Par Simon Dessureault
Voir ici-bas les grands titres traités dans cet article. Les points 1 à 3 se trouve dans l’article du magasine L’actualité ALIMENTAIRE Vol14.No3.
1) Les frais de référencement de l’ordre de 500 $ à 100 000$ par produit (Listing fees)
2) Over & Above (O&A) aussi nommé frais de programmes des chaînes
3) Les ententes nationales
4) Les frais de retard de livraison
5) Les frais de déchargement (Lumping fees)
6) Les frais de marchandises invendables (Unsalable merchandise fees)
7) Frais de collisions d’annonce (Ad Collision fees)
8) Frais de rupture de stock lors d’annonce en circulaire (Ad out-of-stock fees)
9) Les termes de paiement de 2 %/10 jours ou de Net 30 jours
10) Les périodes de gel de prix (Price freeze period)
11) Les conditions additionnelles de 1 %, 2 % et plus
Estimer le coût total de ses nouvelles pratiques commerciales
4) Les frais de retard de livraison
Les frais de retard de livraison sont souvent utilisés par les détaillants envers un fournisseur qui livre une commande plus tard que ce qui avait été convenu sur le bon de commande émis par le détaillant. Même si le retard est dû à un problème de transport, le détaillant pénalisera souvent le fournisseur en défaut. Et quand le fournisseur néglige d’informer le détaillant que la commande n’arrivera pas au moment prévu, des frais de retard de livraison de 500 à 1000 $ peuvent s’appliquer. Dans le cas où le fournisseur informe l’acheteur que la commande arrivera à une date ultérieure à ce qui avait été demandé, les frais de retard de livraison peuvent être de l’ordre de 200$ à 500$. Quant aux nouveaux fournisseurs, ils n’apprennent souvent l’existence de ces frais de retard de livraison qu’à la réception de leur paiement amputé d’une déduction à la source de 1000$.
Contrairement à la plupart des frais décrits précédemment, certains détaillants imposent aussi des frais de retard de livraison et ceux-ci peuvent être beaucoup plus élevés que ceux imposés par la majorité des chaînes de supermarchés.
5) Les frais de déchargement (Lumping fees)
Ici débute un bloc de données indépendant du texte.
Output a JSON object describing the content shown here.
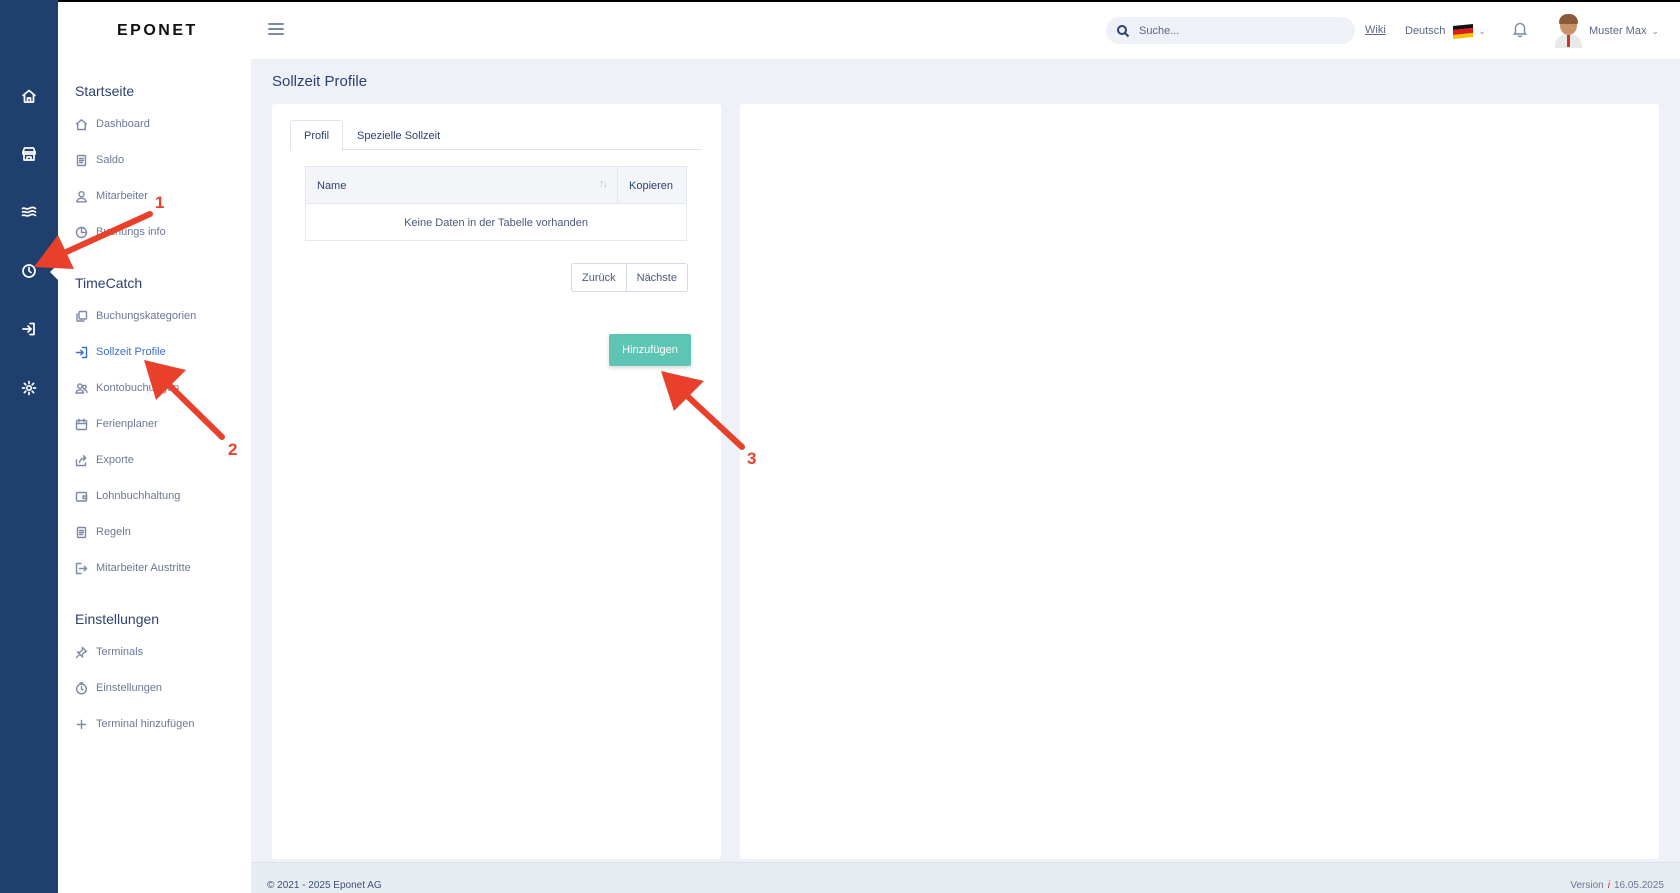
{
  "app": {
    "logo": "EPONET"
  },
  "header": {
    "search_placeholder": "Suche...",
    "wiki": "Wiki",
    "language": "Deutsch",
    "user_name": "Muster Max"
  },
  "rail": {
    "icons": [
      "home-icon",
      "store-icon",
      "waves-icon",
      "clock-icon",
      "login-icon",
      "gear-icon"
    ]
  },
  "sidebar": {
    "sections": [
      {
        "title": "Startseite",
        "items": [
          {
            "label": "Dashboard",
            "icon": "home-icon"
          },
          {
            "label": "Saldo",
            "icon": "document-icon"
          },
          {
            "label": "Mitarbeiter",
            "icon": "user-icon"
          },
          {
            "label": "Buchungs info",
            "icon": "chart-icon"
          }
        ]
      },
      {
        "title": "TimeCatch",
        "items": [
          {
            "label": "Buchungskategorien",
            "icon": "copy-icon"
          },
          {
            "label": "Sollzeit Profile",
            "icon": "login-icon",
            "active": true
          },
          {
            "label": "Kontobuchungen",
            "icon": "users-icon"
          },
          {
            "label": "Ferienplaner",
            "icon": "calendar-icon"
          },
          {
            "label": "Exporte",
            "icon": "share-icon"
          },
          {
            "label": "Lohnbuchhaltung",
            "icon": "wallet-icon"
          },
          {
            "label": "Regeln",
            "icon": "document-icon"
          },
          {
            "label": "Mitarbeiter Austritte",
            "icon": "logout-icon"
          }
        ]
      },
      {
        "title": "Einstellungen",
        "items": [
          {
            "label": "Terminals",
            "icon": "pin-icon"
          },
          {
            "label": "Einstellungen",
            "icon": "timer-icon"
          },
          {
            "label": "Terminal hinzufügen",
            "icon": "plus-icon"
          }
        ]
      }
    ]
  },
  "main": {
    "page_title": "Sollzeit Profile",
    "tabs": [
      {
        "label": "Profil",
        "active": true
      },
      {
        "label": "Spezielle Sollzeit",
        "active": false
      }
    ],
    "table": {
      "columns": [
        "Name",
        "Kopieren"
      ],
      "empty_message": "Keine Daten in der Tabelle vorhanden"
    },
    "pager": {
      "prev": "Zurück",
      "next": "Nächste"
    },
    "add_button": "Hinzufügen"
  },
  "footer": {
    "copyright": "© 2021 - 2025 Eponet AG",
    "version_label": "Version",
    "version_date": "16.05.2025"
  },
  "annotations": [
    "1",
    "2",
    "3"
  ],
  "colors": {
    "rail": "#1f3f6e",
    "accent": "#3c6fc9",
    "add_button": "#5ec4b4",
    "annotation": "#e8402a"
  }
}
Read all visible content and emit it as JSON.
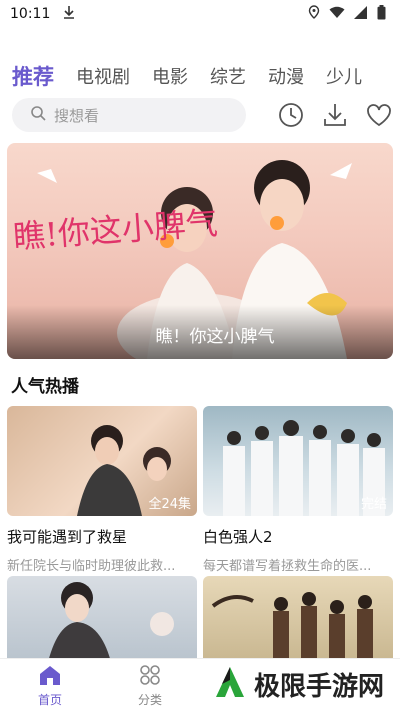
{
  "status_bar": {
    "time": "10:11"
  },
  "tabs": [
    "推荐",
    "电视剧",
    "电影",
    "综艺",
    "动漫",
    "少儿"
  ],
  "search": {
    "placeholder": "搜想看"
  },
  "banner": {
    "title": "瞧！你这小脾气",
    "art_text": "瞧!你这小脾气"
  },
  "section": {
    "title": "人气热播"
  },
  "cards": [
    {
      "title": "我可能遇到了救星",
      "desc": "新任院长与临时助理彼此救...",
      "badge": "全24集"
    },
    {
      "title": "白色强人2",
      "desc": "每天都谱写着拯救生命的医...",
      "badge": "完结"
    },
    {
      "title": "",
      "desc": "",
      "badge": ""
    },
    {
      "title": "",
      "desc": "",
      "badge": ""
    }
  ],
  "bottom_nav": [
    {
      "label": "首页",
      "icon": "home-icon"
    },
    {
      "label": "分类",
      "icon": "grid-icon"
    }
  ],
  "watermark": {
    "text": "极限手游网"
  },
  "colors": {
    "accent": "#6a5acd",
    "text": "#222222",
    "muted": "#999999"
  }
}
Les frais de déchargement, communément appelé lumping fees ou unloading fees, peuvent représenter des sommes importantes payées par les fournisseurs pour décharger les marchandises au centre de distribution des grandes chaînes. Ces frais peuvent varier de 50$ à plus de 500$ par livraison, selon le nombre de palettes à décharger et le temps exigé pour faire le travail. C’est normalement le conducteur du monte-charge dans l’entrepôt du détaillant qui décharge les palettes de marchandises, mais il arrive maintenant que certains détaillants demandent au fournisseur de déposer la marchandise du camion sur le quai de déchargement. Le problème est que souvent les nouveaux fournisseurs ne sont pas informés de cette politique des détaillants. Plus encore, les fournisseurs ne sont pas équipés pour décharger un camion lors d’une livraison et dans ce cas, ils doivent payer un cariste, ou employé d’entrepôt, pour décharger la marchandise du camion au centre de distribution du détaillant.
Dans un autre ordre d’idées, les frais de déchargement, pour les fournisseurs, prennent souvent la forme de « frais d’attentes » aux centres de distribution des grands détaillants alimentaires. Il est bien connu dans l’industrie que chez les grands détaillants, les transporteurs peuvent faire la file et attendre deux, trois et quatre heures à bord de leur camion avant de pouvoir décharger leurs marchandises au centre de distribution du détaillant. Ces frais d’attente sont facturés par les compagnies de transport aux fournisseurs des supermarchés et peuvent représenter de 200$ à 400$ par livraison pour le temps d’attente du camionneur au centre de distribution.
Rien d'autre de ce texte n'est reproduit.